We still hear horror stories about folks who have diligently saved for years and company who locks them into a bad product and receives a large commission. Unfortunately, in the financial industry there are still individuals and companies that are working to line their pockets and to make sure the company meets sales quotas.
This is unacceptable. Thankfully, many professionals including doctors and lawyers are held to certain standards within their industries requiring that they put the interest of their clients first. Professionals legally obligated to put their client’s interest first are known as Fiduciaries. This standard does not apply to all industries.
Over the past few years there has been more and more news regarding this topic. The financial industry is currently suffering growing pains as organizations such as the Financial Planning Association and the Certified Financial Planner Board work tirelessly to bring this industry standard to financial professionals.
Within the financial industry you will find professionals who are fiduciaries, those who are legally obligated to do what is right for clients. In the same industry you will find individuals who do not act in a fiduciary capacity. Organizations that represent broker dealers and financial sales-people have been working to oppose the fiduciary standard.
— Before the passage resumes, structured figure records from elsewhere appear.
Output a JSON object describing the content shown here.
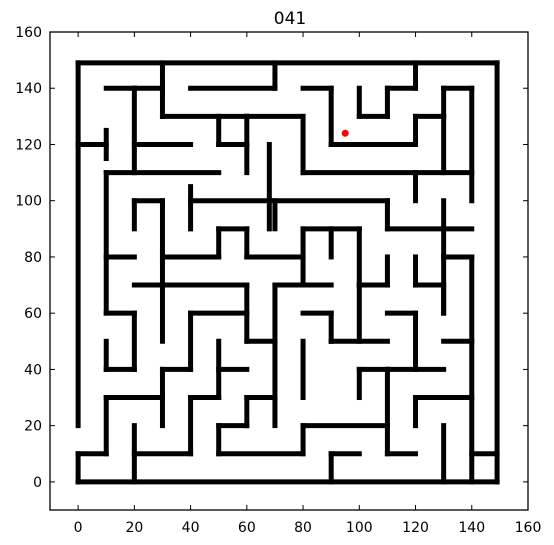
{
  "chart_data": {
    "type": "scatter",
    "title": "041",
    "xlabel": "",
    "ylabel": "",
    "xlim": [
      -10,
      160
    ],
    "ylim": [
      -10,
      160
    ],
    "x_ticks": [
      0,
      20,
      40,
      60,
      80,
      100,
      120,
      140,
      160
    ],
    "y_ticks": [
      0,
      20,
      40,
      60,
      80,
      100,
      120,
      140,
      160
    ],
    "grid": false,
    "wall_color": "#000000",
    "marker_color": "#ff0000",
    "points": [
      {
        "x": 95,
        "y": 124
      }
    ],
    "walls": [
      [
        [
          0,
          149
        ],
        [
          149,
          149
        ]
      ],
      [
        [
          149,
          149
        ],
        [
          149,
          0
        ]
      ],
      [
        [
          0,
          0
        ],
        [
          149,
          0
        ]
      ],
      [
        [
          0,
          0
        ],
        [
          0,
          10
        ]
      ],
      [
        [
          0,
          20
        ],
        [
          0,
          149
        ]
      ],
      [
        [
          0,
          120
        ],
        [
          10,
          120
        ]
      ],
      [
        [
          10,
          115
        ],
        [
          10,
          125
        ]
      ],
      [
        [
          10,
          140
        ],
        [
          20,
          140
        ]
      ],
      [
        [
          20,
          140
        ],
        [
          20,
          110
        ]
      ],
      [
        [
          30,
          149
        ],
        [
          30,
          130
        ]
      ],
      [
        [
          30,
          140
        ],
        [
          20,
          140
        ]
      ],
      [
        [
          40,
          140
        ],
        [
          70,
          140
        ]
      ],
      [
        [
          70,
          149
        ],
        [
          70,
          140
        ]
      ],
      [
        [
          30,
          130
        ],
        [
          60,
          130
        ]
      ],
      [
        [
          50,
          130
        ],
        [
          50,
          120
        ]
      ],
      [
        [
          20,
          120
        ],
        [
          40,
          120
        ]
      ],
      [
        [
          50,
          120
        ],
        [
          60,
          120
        ]
      ],
      [
        [
          60,
          130
        ],
        [
          60,
          110
        ]
      ],
      [
        [
          60,
          130
        ],
        [
          80,
          130
        ]
      ],
      [
        [
          80,
          130
        ],
        [
          80,
          110
        ]
      ],
      [
        [
          68,
          120
        ],
        [
          68,
          90
        ]
      ],
      [
        [
          80,
          140
        ],
        [
          90,
          140
        ]
      ],
      [
        [
          90,
          140
        ],
        [
          90,
          120
        ]
      ],
      [
        [
          90,
          120
        ],
        [
          120,
          120
        ]
      ],
      [
        [
          100,
          140
        ],
        [
          100,
          130
        ]
      ],
      [
        [
          100,
          130
        ],
        [
          110,
          130
        ]
      ],
      [
        [
          110,
          130
        ],
        [
          110,
          140
        ]
      ],
      [
        [
          110,
          140
        ],
        [
          120,
          140
        ]
      ],
      [
        [
          120,
          149
        ],
        [
          120,
          140
        ]
      ],
      [
        [
          130,
          140
        ],
        [
          140,
          140
        ]
      ],
      [
        [
          130,
          140
        ],
        [
          130,
          130
        ]
      ],
      [
        [
          120,
          130
        ],
        [
          130,
          130
        ]
      ],
      [
        [
          120,
          130
        ],
        [
          120,
          120
        ]
      ],
      [
        [
          140,
          140
        ],
        [
          140,
          100
        ]
      ],
      [
        [
          130,
          130
        ],
        [
          130,
          110
        ]
      ],
      [
        [
          80,
          110
        ],
        [
          140,
          110
        ]
      ],
      [
        [
          120,
          110
        ],
        [
          120,
          100
        ]
      ],
      [
        [
          10,
          110
        ],
        [
          50,
          110
        ]
      ],
      [
        [
          10,
          110
        ],
        [
          10,
          60
        ]
      ],
      [
        [
          20,
          100
        ],
        [
          30,
          100
        ]
      ],
      [
        [
          20,
          100
        ],
        [
          20,
          90
        ]
      ],
      [
        [
          30,
          100
        ],
        [
          30,
          50
        ]
      ],
      [
        [
          40,
          105
        ],
        [
          40,
          90
        ]
      ],
      [
        [
          40,
          100
        ],
        [
          110,
          100
        ]
      ],
      [
        [
          110,
          100
        ],
        [
          110,
          90
        ]
      ],
      [
        [
          70,
          100
        ],
        [
          70,
          90
        ]
      ],
      [
        [
          110,
          90
        ],
        [
          140,
          90
        ]
      ],
      [
        [
          130,
          100
        ],
        [
          130,
          60
        ]
      ],
      [
        [
          10,
          80
        ],
        [
          20,
          80
        ]
      ],
      [
        [
          30,
          80
        ],
        [
          50,
          80
        ]
      ],
      [
        [
          50,
          90
        ],
        [
          60,
          90
        ]
      ],
      [
        [
          50,
          90
        ],
        [
          50,
          80
        ]
      ],
      [
        [
          60,
          90
        ],
        [
          60,
          80
        ]
      ],
      [
        [
          60,
          80
        ],
        [
          80,
          80
        ]
      ],
      [
        [
          80,
          90
        ],
        [
          100,
          90
        ]
      ],
      [
        [
          80,
          90
        ],
        [
          80,
          70
        ]
      ],
      [
        [
          90,
          90
        ],
        [
          90,
          80
        ]
      ],
      [
        [
          100,
          90
        ],
        [
          100,
          70
        ]
      ],
      [
        [
          100,
          70
        ],
        [
          110,
          70
        ]
      ],
      [
        [
          20,
          70
        ],
        [
          60,
          70
        ]
      ],
      [
        [
          10,
          60
        ],
        [
          20,
          60
        ]
      ],
      [
        [
          20,
          60
        ],
        [
          20,
          40
        ]
      ],
      [
        [
          40,
          60
        ],
        [
          60,
          60
        ]
      ],
      [
        [
          40,
          60
        ],
        [
          40,
          40
        ]
      ],
      [
        [
          60,
          70
        ],
        [
          60,
          50
        ]
      ],
      [
        [
          70,
          70
        ],
        [
          90,
          70
        ]
      ],
      [
        [
          70,
          70
        ],
        [
          70,
          50
        ]
      ],
      [
        [
          60,
          50
        ],
        [
          70,
          50
        ]
      ],
      [
        [
          80,
          60
        ],
        [
          90,
          60
        ]
      ],
      [
        [
          90,
          60
        ],
        [
          90,
          50
        ]
      ],
      [
        [
          100,
          70
        ],
        [
          100,
          50
        ]
      ],
      [
        [
          90,
          50
        ],
        [
          110,
          50
        ]
      ],
      [
        [
          110,
          80
        ],
        [
          110,
          70
        ]
      ],
      [
        [
          120,
          80
        ],
        [
          120,
          70
        ]
      ],
      [
        [
          120,
          70
        ],
        [
          130,
          70
        ]
      ],
      [
        [
          130,
          70
        ],
        [
          130,
          60
        ]
      ],
      [
        [
          110,
          60
        ],
        [
          120,
          60
        ]
      ],
      [
        [
          120,
          60
        ],
        [
          120,
          40
        ]
      ],
      [
        [
          140,
          80
        ],
        [
          140,
          0
        ]
      ],
      [
        [
          130,
          80
        ],
        [
          140,
          80
        ]
      ],
      [
        [
          130,
          50
        ],
        [
          140,
          50
        ]
      ],
      [
        [
          10,
          50
        ],
        [
          10,
          40
        ]
      ],
      [
        [
          10,
          40
        ],
        [
          20,
          40
        ]
      ],
      [
        [
          30,
          40
        ],
        [
          40,
          40
        ]
      ],
      [
        [
          30,
          40
        ],
        [
          30,
          20
        ]
      ],
      [
        [
          50,
          50
        ],
        [
          50,
          30
        ]
      ],
      [
        [
          50,
          40
        ],
        [
          60,
          40
        ]
      ],
      [
        [
          40,
          30
        ],
        [
          50,
          30
        ]
      ],
      [
        [
          40,
          30
        ],
        [
          40,
          10
        ]
      ],
      [
        [
          10,
          30
        ],
        [
          30,
          30
        ]
      ],
      [
        [
          10,
          30
        ],
        [
          10,
          10
        ]
      ],
      [
        [
          0,
          10
        ],
        [
          10,
          10
        ]
      ],
      [
        [
          20,
          20
        ],
        [
          20,
          0
        ]
      ],
      [
        [
          20,
          10
        ],
        [
          40,
          10
        ]
      ],
      [
        [
          60,
          30
        ],
        [
          70,
          30
        ]
      ],
      [
        [
          60,
          30
        ],
        [
          60,
          20
        ]
      ],
      [
        [
          50,
          20
        ],
        [
          60,
          20
        ]
      ],
      [
        [
          50,
          20
        ],
        [
          50,
          10
        ]
      ],
      [
        [
          50,
          10
        ],
        [
          80,
          10
        ]
      ],
      [
        [
          70,
          50
        ],
        [
          70,
          20
        ]
      ],
      [
        [
          80,
          50
        ],
        [
          80,
          30
        ]
      ],
      [
        [
          80,
          20
        ],
        [
          80,
          10
        ]
      ],
      [
        [
          80,
          20
        ],
        [
          110,
          20
        ]
      ],
      [
        [
          110,
          40
        ],
        [
          110,
          10
        ]
      ],
      [
        [
          100,
          40
        ],
        [
          110,
          40
        ]
      ],
      [
        [
          100,
          40
        ],
        [
          100,
          30
        ]
      ],
      [
        [
          110,
          40
        ],
        [
          130,
          40
        ]
      ],
      [
        [
          90,
          10
        ],
        [
          100,
          10
        ]
      ],
      [
        [
          90,
          10
        ],
        [
          90,
          0
        ]
      ],
      [
        [
          110,
          10
        ],
        [
          120,
          10
        ]
      ],
      [
        [
          120,
          30
        ],
        [
          140,
          30
        ]
      ],
      [
        [
          120,
          30
        ],
        [
          120,
          20
        ]
      ],
      [
        [
          130,
          20
        ],
        [
          130,
          0
        ]
      ],
      [
        [
          140,
          10
        ],
        [
          149,
          10
        ]
      ]
    ]
  }
}
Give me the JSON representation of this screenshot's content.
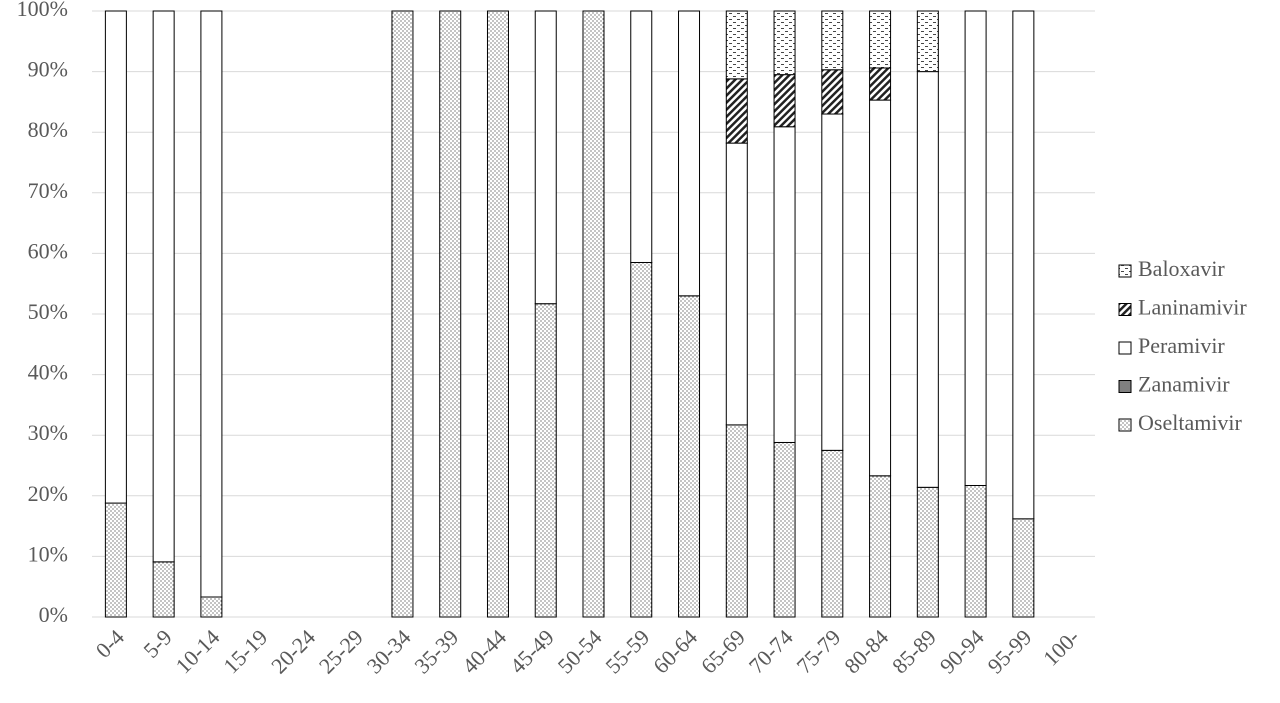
{
  "chart_data": {
    "type": "stacked_bar",
    "categories": [
      "0-4",
      "5-9",
      "10-14",
      "15-19",
      "20-24",
      "25-29",
      "30-34",
      "35-39",
      "40-44",
      "45-49",
      "50-54",
      "55-59",
      "60-64",
      "65-69",
      "70-74",
      "75-79",
      "80-84",
      "85-89",
      "90-94",
      "95-99",
      "100-"
    ],
    "series": [
      {
        "name": "Oseltamivir",
        "color": "#ffffff",
        "pattern": "dots",
        "values": [
          18.8,
          9.1,
          3.3,
          null,
          null,
          null,
          100,
          100,
          100,
          51.7,
          100,
          58.5,
          53,
          31.7,
          28.8,
          27.5,
          23.3,
          21.4,
          21.7,
          16.2,
          null
        ]
      },
      {
        "name": "Zanamivir",
        "color": "#808080",
        "pattern": "solid",
        "values": [
          0,
          0,
          0,
          null,
          null,
          null,
          0,
          0,
          0,
          0,
          0,
          0,
          0,
          0,
          0,
          0,
          0,
          0,
          0,
          0,
          null
        ]
      },
      {
        "name": "Peramivir",
        "color": "#ffffff",
        "pattern": "solid",
        "values": [
          81.2,
          90.9,
          96.7,
          null,
          null,
          null,
          0,
          0,
          0,
          48.3,
          0,
          41.5,
          47,
          46.5,
          52.1,
          55.5,
          62,
          68.6,
          78.3,
          83.8,
          null
        ]
      },
      {
        "name": "Laninamivir",
        "color": "#ffffff",
        "pattern": "hatch",
        "values": [
          0,
          0,
          0,
          null,
          null,
          null,
          0,
          0,
          0,
          0,
          0,
          0,
          0,
          10.6,
          8.6,
          7.3,
          5.3,
          0,
          0,
          0,
          null
        ]
      },
      {
        "name": "Baloxavir",
        "color": "#ffffff",
        "pattern": "dashes",
        "values": [
          0,
          0,
          0,
          null,
          null,
          null,
          0,
          0,
          0,
          0,
          0,
          0,
          0,
          11.2,
          10.5,
          9.7,
          9.4,
          10,
          0,
          0,
          null
        ]
      }
    ],
    "ylim": [
      0,
      100
    ],
    "yticks": [
      {
        "value": 0,
        "label": "0%"
      },
      {
        "value": 10,
        "label": "10%"
      },
      {
        "value": 20,
        "label": "20%"
      },
      {
        "value": 30,
        "label": "30%"
      },
      {
        "value": 40,
        "label": "40%"
      },
      {
        "value": 50,
        "label": "50%"
      },
      {
        "value": 60,
        "label": "60%"
      },
      {
        "value": 70,
        "label": "70%"
      },
      {
        "value": 80,
        "label": "80%"
      },
      {
        "value": 90,
        "label": "90%"
      },
      {
        "value": 100,
        "label": "100%"
      }
    ],
    "grid": true,
    "legend": "right"
  }
}
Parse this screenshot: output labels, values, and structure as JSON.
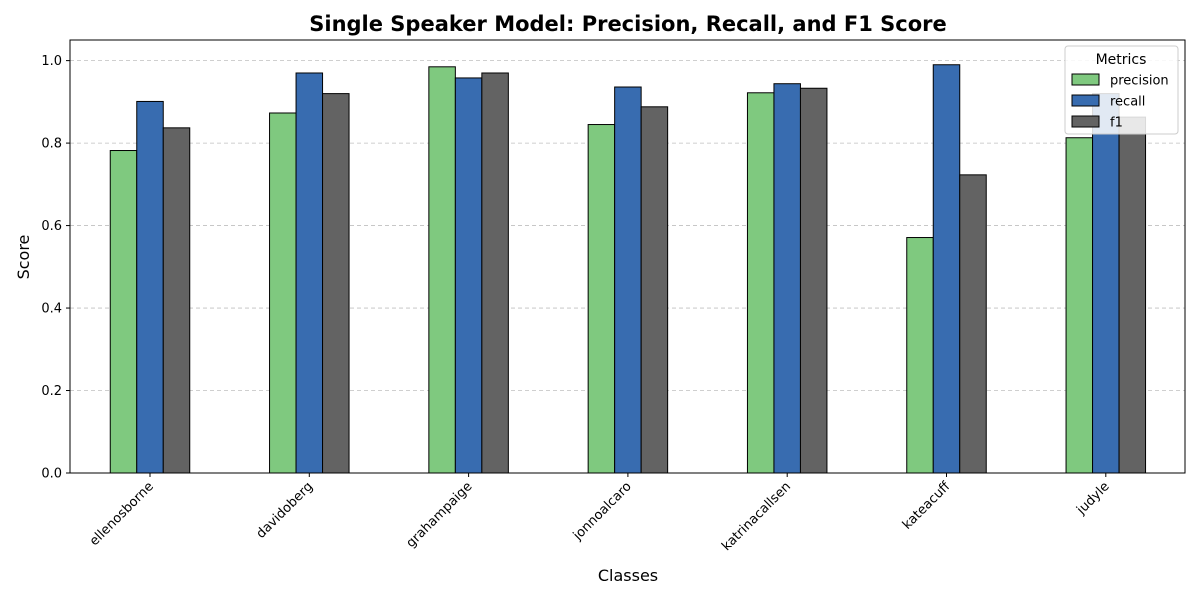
{
  "chart_data": {
    "type": "bar",
    "title": "Single Speaker Model: Precision, Recall, and F1 Score",
    "xlabel": "Classes",
    "ylabel": "Score",
    "ylim": [
      0,
      1.05
    ],
    "yticks": [
      "0.0",
      "0.2",
      "0.4",
      "0.6",
      "0.8",
      "1.0"
    ],
    "categories": [
      "ellenosborne",
      "davidoberg",
      "grahampaige",
      "jonnoalcaro",
      "katrinacallsen",
      "kateacuff",
      "judyle"
    ],
    "series": [
      {
        "name": "precision",
        "color": "#7fc97f",
        "values": [
          0.782,
          0.873,
          0.985,
          0.845,
          0.922,
          0.571,
          0.813
        ]
      },
      {
        "name": "recall",
        "color": "#386cb0",
        "values": [
          0.901,
          0.97,
          0.958,
          0.936,
          0.944,
          0.99,
          0.92
        ]
      },
      {
        "name": "f1",
        "color": "#636363",
        "values": [
          0.837,
          0.92,
          0.97,
          0.888,
          0.933,
          0.723,
          0.863
        ]
      }
    ],
    "grid": "y-dashed",
    "legend": {
      "title": "Metrics",
      "placement": "top-right"
    }
  }
}
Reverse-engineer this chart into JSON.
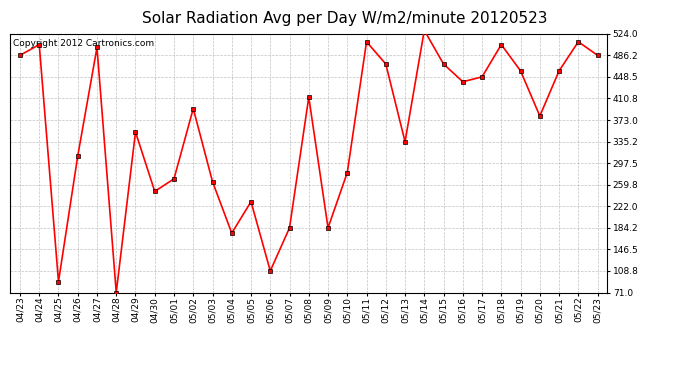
{
  "title": "Solar Radiation Avg per Day W/m2/minute 20120523",
  "copyright_text": "Copyright 2012 Cartronics.com",
  "labels": [
    "04/23",
    "04/24",
    "04/25",
    "04/26",
    "04/27",
    "04/28",
    "04/29",
    "04/30",
    "05/01",
    "05/02",
    "05/03",
    "05/04",
    "05/05",
    "05/06",
    "05/07",
    "05/08",
    "05/09",
    "05/10",
    "05/11",
    "05/12",
    "05/13",
    "05/14",
    "05/15",
    "05/16",
    "05/17",
    "05/18",
    "05/19",
    "05/20",
    "05/21",
    "05/22",
    "05/23"
  ],
  "values": [
    486.2,
    505.0,
    90.0,
    310.0,
    500.0,
    71.0,
    352.0,
    248.0,
    270.0,
    393.0,
    265.0,
    175.0,
    230.0,
    108.8,
    184.2,
    413.0,
    184.2,
    281.0,
    510.0,
    471.0,
    335.0,
    530.0,
    471.0,
    440.0,
    448.5,
    505.0,
    459.0,
    380.0,
    459.0,
    510.0,
    486.2
  ],
  "yticks": [
    71.0,
    108.8,
    146.5,
    184.2,
    222.0,
    259.8,
    297.5,
    335.2,
    373.0,
    410.8,
    448.5,
    486.2,
    524.0
  ],
  "ymin": 71.0,
  "ymax": 524.0,
  "line_color": "#ff0000",
  "marker_color": "#000000",
  "bg_color": "#ffffff",
  "grid_color": "#999999",
  "title_fontsize": 11,
  "copyright_fontsize": 6.5,
  "tick_fontsize": 6.5
}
It is important to make sure that your financial professional is interested in your well being instead of his own. Is he a broker, or is he an advisor? Does she get paid when she sells you a product or when she gives you advice that fits your needs? Does he receive commissions that are hidden within the product, or is he a fee-only financial planner that offers transparent fees? Does your advisor offer advice on making your entire financial picture more efficient (such as tax strategies, retirement planning, investment management and estate planning) or do you rarely hear from him?
Now is the time to ask if your financial professional is truly a fiduciary - working for your best interests.
Here are a few questions to consider asking your financial professional:
1) When you are dealing with me and my finances are you held to a fiduciary standard?
2) Does your company disclose all conflicts of interest that could affect my relationship with you?
3) Do you receive compensation on a fee-only basis and offer full disclosure of these fees, or do you accept commissions for selling products?
4) Do your services include financial planning to meet my needs as well as investment advisory services?